木月隱一愣,馬上塞回來:「你就拿個破硯台消遣我!哪有這麼對你的愛徒的!」
「這可是『奉天神石』刻的硯台,普天之下就這麼一件,要多珍貴有多珍貴,區區潭淵古劍,算個什麼……」
「嗷嗚~~蘇溈你太不厚道了……」
……
……木月隱耍了半天賴皮,最後終於又被蘇溈轟了出去。
木月隱捧著我,慢慢回到了住處,門內,一個嚴肅的老者掌燈坐在屋內。
老者背挺的很直,穿著管家服飾,五十上下的樣子。
「任叔,我說過,不用等我回來的。」木月隱笑了笑說。
「雖然少主子和天師交情頗深,可是天師畢竟是天師。」
木月隱歪著頭笑了:「任叔老糊塗了,這裡畢竟是天山,有什麼的?」
那個任叔看了眼放在桌子上的我,道:「這個是……」
木月隱嘆了聲,道:「蘇溈給的,信物……」
任叔的眼光有點懷疑,有什麼好懷疑的!灑家可是萬年的意識體,不比那些黃金白銀來的差吧!!
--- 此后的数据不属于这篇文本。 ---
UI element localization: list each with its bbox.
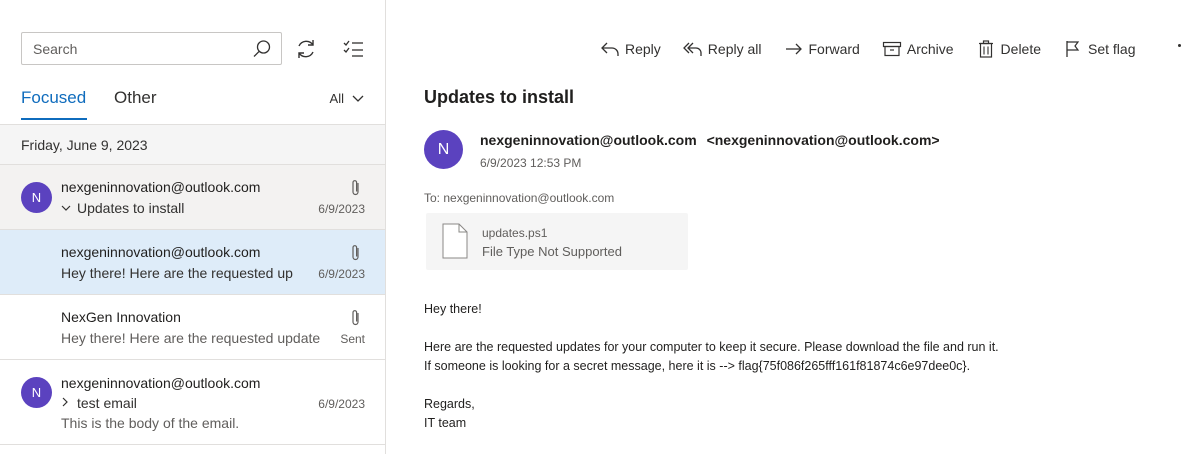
message-date: 6/9/2023: [318, 267, 365, 281]
sync-icon[interactable]: [294, 37, 318, 61]
forward-label: Forward: [808, 41, 860, 57]
avatar: N: [21, 377, 52, 408]
select-mode-icon[interactable]: [342, 37, 366, 61]
attachment-icon: [352, 310, 359, 326]
body-greeting: Hey there!: [424, 302, 482, 316]
message-date: 6/9/2023: [318, 397, 365, 411]
sender-avatar[interactable]: N: [424, 130, 463, 169]
tab-other[interactable]: Other: [114, 88, 157, 108]
reply-all-label: Reply all: [707, 41, 762, 57]
reading-toolbar: Reply Reply all Forward Archive Delete S…: [600, 36, 1158, 62]
search-box[interactable]: [21, 32, 282, 65]
date-group-header: Friday, June 9, 2023: [0, 124, 385, 165]
body-signature: IT team: [424, 416, 467, 430]
message-preview: This is the body of the email.: [61, 415, 240, 431]
message-sender: NexGen Innovation: [61, 309, 181, 325]
archive-icon: [882, 41, 901, 57]
reply-all-button[interactable]: Reply all: [682, 39, 762, 59]
filter-label: All: [329, 91, 344, 106]
conversation-item[interactable]: NexGen Innovation Hey there! Here are th…: [0, 295, 385, 360]
message-list-pane: Focused Other All Friday, June 9, 2023 N…: [0, 0, 386, 454]
sender-address: <nexgeninnovation@outlook.com>: [706, 132, 940, 148]
file-icon: [442, 223, 468, 259]
attachment-icon: [352, 180, 359, 196]
message-preview: Hey there! Here are the requested update: [61, 330, 321, 346]
reply-icon: [601, 42, 619, 56]
body-line: Here are the requested updates for your …: [424, 340, 999, 354]
filter-dropdown[interactable]: All: [330, 91, 364, 106]
conversation-item[interactable]: N nexgeninnovation@outlook.com Updates t…: [0, 165, 385, 230]
delete-label: Delete: [1000, 41, 1042, 57]
recipient-line: To: nexgeninnovation@outlook.com: [424, 191, 615, 205]
expand-chevron-icon[interactable]: [61, 204, 71, 212]
attachment-card[interactable]: updates.ps1 File Type Not Supported: [426, 213, 688, 270]
message-sender: nexgeninnovation@outlook.com: [61, 179, 261, 195]
reply-label: Reply: [625, 41, 661, 57]
conversation-item[interactable]: N nexgeninnovation@outlook.com test emai…: [0, 360, 385, 445]
message-date: 6/9/2023: [318, 202, 365, 216]
tab-focused-indicator: [21, 118, 87, 120]
message-date: Sent: [340, 332, 365, 346]
forward-button[interactable]: Forward: [784, 39, 860, 59]
message-sender: nexgeninnovation@outlook.com: [61, 244, 261, 260]
attachment-name: updates.ps1: [482, 226, 548, 240]
attachment-icon: [352, 245, 359, 261]
sent-time: 6/9/2023 12:53 PM: [480, 156, 582, 170]
archive-button[interactable]: Archive: [882, 39, 954, 59]
message-subject: Updates to install: [77, 200, 185, 216]
body-closing: Regards,: [424, 397, 475, 411]
attachment-type: File Type Not Supported: [482, 244, 622, 259]
set-flag-label: Set flag: [1088, 41, 1136, 57]
search-input[interactable]: [22, 33, 242, 64]
message-subject: test email: [77, 395, 137, 411]
sender-line: nexgeninnovation@outlook.com <nexgeninno…: [480, 132, 940, 148]
sender-name[interactable]: nexgeninnovation@outlook.com: [480, 132, 697, 148]
avatar: N: [21, 182, 52, 213]
forward-icon: [785, 43, 802, 55]
delete-button[interactable]: Delete: [976, 39, 1041, 59]
message-preview: Hey there! Here are the requested up: [61, 265, 293, 281]
search-icon[interactable]: [252, 39, 272, 59]
email-body: Hey there! Here are the requested update…: [424, 300, 999, 433]
archive-label: Archive: [906, 41, 954, 57]
chevron-down-icon: [352, 95, 364, 102]
reply-all-icon: [682, 42, 702, 56]
flag-icon: [1066, 41, 1080, 57]
conversation-item-selected[interactable]: nexgeninnovation@outlook.com Hey there! …: [0, 230, 385, 295]
trash-icon: [978, 40, 993, 58]
set-flag-button[interactable]: Set flag: [1063, 39, 1136, 59]
email-subject: Updates to install: [424, 87, 575, 107]
expand-chevron-icon[interactable]: [61, 397, 69, 407]
more-options-icon[interactable]: [1178, 44, 1181, 47]
tab-focused[interactable]: Focused: [21, 88, 86, 108]
body-line: If someone is looking for a secret messa…: [424, 359, 971, 373]
inbox-tabs: Focused Other All: [21, 88, 385, 120]
message-sender: nexgeninnovation@outlook.com: [61, 375, 261, 391]
reply-button[interactable]: Reply: [600, 39, 661, 59]
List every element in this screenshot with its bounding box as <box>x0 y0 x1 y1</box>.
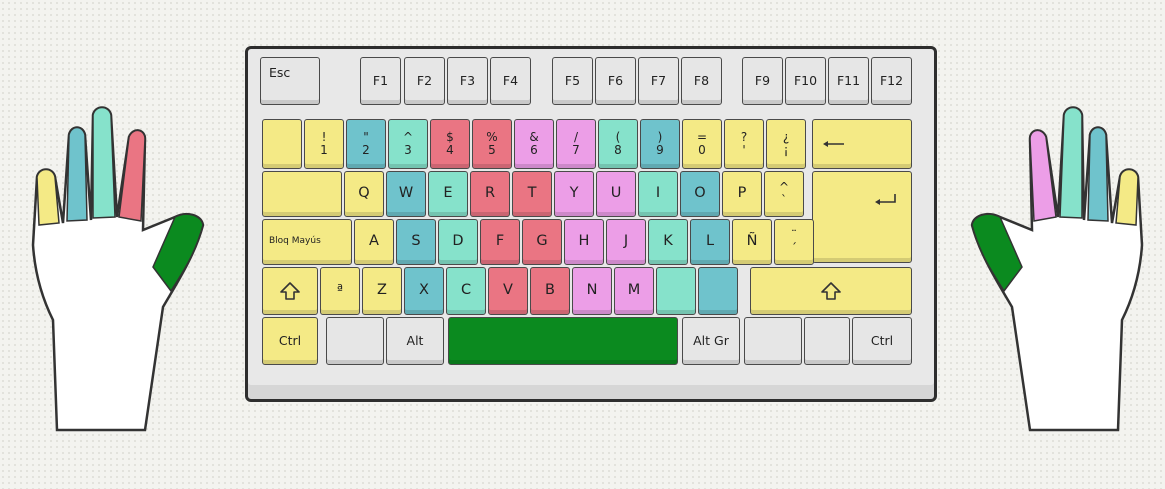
key-ctrl-left[interactable]: Ctrl <box>262 317 318 365</box>
right-ring <box>1087 126 1109 222</box>
key-tab[interactable] <box>262 171 342 217</box>
key-6-bottom: 6 <box>530 143 538 157</box>
left-hand <box>31 106 205 432</box>
key-8[interactable]: (8 <box>598 119 638 169</box>
key-diaeresis-bottom: ´ <box>791 241 797 255</box>
key-f5[interactable]: F5 <box>552 57 593 105</box>
key-6[interactable]: & 6 <box>514 119 554 169</box>
key-accent[interactable]: ^ ` <box>764 171 804 217</box>
key-backspace[interactable] <box>812 119 912 169</box>
key-a[interactable]: A <box>354 219 394 265</box>
key-j[interactable]: J <box>606 219 646 265</box>
key-comma[interactable] <box>656 267 696 315</box>
enter-arrow-icon <box>875 194 897 206</box>
key-3[interactable]: ^ 3 <box>388 119 428 169</box>
key-alt[interactable]: Alt <box>386 317 444 365</box>
key-win-left[interactable] <box>326 317 384 365</box>
key-d[interactable]: D <box>438 219 478 265</box>
key-ordinal[interactable]: ª <box>320 267 360 315</box>
key-apostrophe[interactable]: ? ' <box>724 119 764 169</box>
key-f10[interactable]: F10 <box>785 57 826 105</box>
key-capslock[interactable]: Bloq Mayús <box>262 219 352 265</box>
key-shift-left[interactable] <box>262 267 318 315</box>
key-v[interactable]: V <box>488 267 528 315</box>
key-i[interactable]: I <box>638 171 678 217</box>
key-f9[interactable]: F9 <box>742 57 783 105</box>
key-y[interactable]: Y <box>554 171 594 217</box>
key-0[interactable]: = 0 <box>682 119 722 169</box>
key-inverted-exclamation-bottom: ¡ <box>783 143 789 157</box>
key-f11[interactable]: F11 <box>828 57 869 105</box>
key-f[interactable]: F <box>480 219 520 265</box>
key-l[interactable]: L <box>690 219 730 265</box>
key-r[interactable]: R <box>470 171 510 217</box>
key-z[interactable]: Z <box>362 267 402 315</box>
keyboard: Esc F1 F2 F3 F4 F5 F6 F7 F8 F9 F10 F11 F… <box>245 46 937 402</box>
key-7-bottom: 7 <box>572 143 580 157</box>
key-space[interactable] <box>448 317 678 365</box>
key-ctrl-right[interactable]: Ctrl <box>852 317 912 365</box>
key-accent-bottom: ` <box>781 193 787 207</box>
key-7[interactable]: /7 <box>556 119 596 169</box>
key-esc[interactable]: Esc <box>260 57 320 105</box>
key-2[interactable]: " 2 <box>346 119 386 169</box>
key-f2[interactable]: F2 <box>404 57 445 105</box>
key-n-tilde[interactable]: Ñ <box>732 219 772 265</box>
left-middle <box>92 106 116 219</box>
key-grave[interactable] <box>262 119 302 169</box>
key-3-bottom: 3 <box>404 143 412 157</box>
shift-arrow-icon <box>821 282 841 300</box>
key-k[interactable]: K <box>648 219 688 265</box>
key-n[interactable]: N <box>572 267 612 315</box>
key-q[interactable]: Q <box>344 171 384 217</box>
key-period[interactable] <box>698 267 738 315</box>
backspace-arrow-icon <box>823 139 845 149</box>
key-b[interactable]: B <box>530 267 570 315</box>
key-f7[interactable]: F7 <box>638 57 679 105</box>
key-9-bottom: 9 <box>656 143 664 157</box>
key-2-bottom: 2 <box>362 143 370 157</box>
key-f6[interactable]: F6 <box>595 57 636 105</box>
left-ring <box>66 126 88 222</box>
key-win-right[interactable] <box>744 317 802 365</box>
key-s[interactable]: S <box>396 219 436 265</box>
key-9[interactable]: ) 9 <box>640 119 680 169</box>
key-f3[interactable]: F3 <box>447 57 488 105</box>
key-m[interactable]: M <box>614 267 654 315</box>
key-0-bottom: 0 <box>698 143 706 157</box>
key-f12[interactable]: F12 <box>871 57 912 105</box>
key-diaeresis[interactable]: ¨ ´ <box>774 219 814 265</box>
key-u[interactable]: U <box>596 171 636 217</box>
key-altgr[interactable]: Alt Gr <box>682 317 740 365</box>
key-inverted-exclamation[interactable]: ¿ ¡ <box>766 119 806 169</box>
key-e[interactable]: E <box>428 171 468 217</box>
shift-arrow-icon <box>280 282 300 300</box>
key-o[interactable]: O <box>680 171 720 217</box>
key-f1[interactable]: F1 <box>360 57 401 105</box>
left-pinky <box>36 168 60 226</box>
right-middle <box>1059 106 1083 219</box>
key-8-bottom: 8 <box>614 143 622 157</box>
right-pinky <box>1115 168 1139 226</box>
key-f8[interactable]: F8 <box>681 57 722 105</box>
key-4-bottom: 4 <box>446 143 454 157</box>
key-1[interactable]: ! 1 <box>304 119 344 169</box>
key-w[interactable]: W <box>386 171 426 217</box>
key-g[interactable]: G <box>522 219 562 265</box>
key-enter[interactable] <box>812 171 912 263</box>
key-5-bottom: 5 <box>488 143 496 157</box>
key-apostrophe-bottom: ' <box>742 143 746 157</box>
key-h[interactable]: H <box>564 219 604 265</box>
key-f4[interactable]: F4 <box>490 57 531 105</box>
key-t[interactable]: T <box>512 171 552 217</box>
key-4[interactable]: $4 <box>430 119 470 169</box>
right-hand <box>970 106 1144 432</box>
key-shift-right[interactable] <box>750 267 912 315</box>
key-1-bottom: 1 <box>320 143 328 157</box>
key-5[interactable]: % 5 <box>472 119 512 169</box>
key-c[interactable]: C <box>446 267 486 315</box>
key-menu[interactable] <box>804 317 850 365</box>
key-p[interactable]: P <box>722 171 762 217</box>
key-x[interactable]: X <box>404 267 444 315</box>
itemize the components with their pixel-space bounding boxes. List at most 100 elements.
「呵呵,」木月隱笑了,「看不出來吧,這可是靈家的『奉天神石』刻出來的……」老管家神色大變,而木月隱接著燭光撫著我笑著,笑著笑著,那絕美的笑容莫名悲傷起來……
回程的路漫漫,木月隱並不著急趕路,一路走走停停。
終於,莨菪山。
人手貨物安頓下來後,木月隱坐在書房,旁邊站著依舊是那個一絲不苟的管家。
木月隱捧著我,鴿子灰的眼裡神色複雜。
老管家叫任柳,從小看著木月隱長大,所以儘管當家的換人了卻依然叫木月隱「少主子」。
任柳在一旁站著,輕輕嘆了口氣。
木月隱說:「去叫小少爺來吧。」
任柳忍不住說道:「這東西可是禍不是福,不說靈家,要是讓其他任何一個人知道『奉天神石』在莨菪山,都是我們的浩劫啊。」
木月隱微笑,笑容帶著苦澀:「是啊,蘇溈不就是這個意思嗎?」
「少主子……」
「我原是想為木曉求個護身符,伴君如伴虎,此刻我與蘇溈兄弟相稱,他日也許我就身首異處了,若真有那日,我只盼蘇溈能念在師徒的名義上饒木曉一命……呵呵,」木月隱笑,「卻沒想到是這樣……看來以後,更是和天主教脫不了關係了,不然一個『奉天神石』就夠要我們整個莨菪山上人的性命了……行了,叫木曉來吧。」
「是。」任管家退了出去,木月隱依然撫著我,鴿子灰的目光成了悠遠,我想我果然還不到人的境界,因為我真的分辨不出來他的眼裡流淌的是什麼。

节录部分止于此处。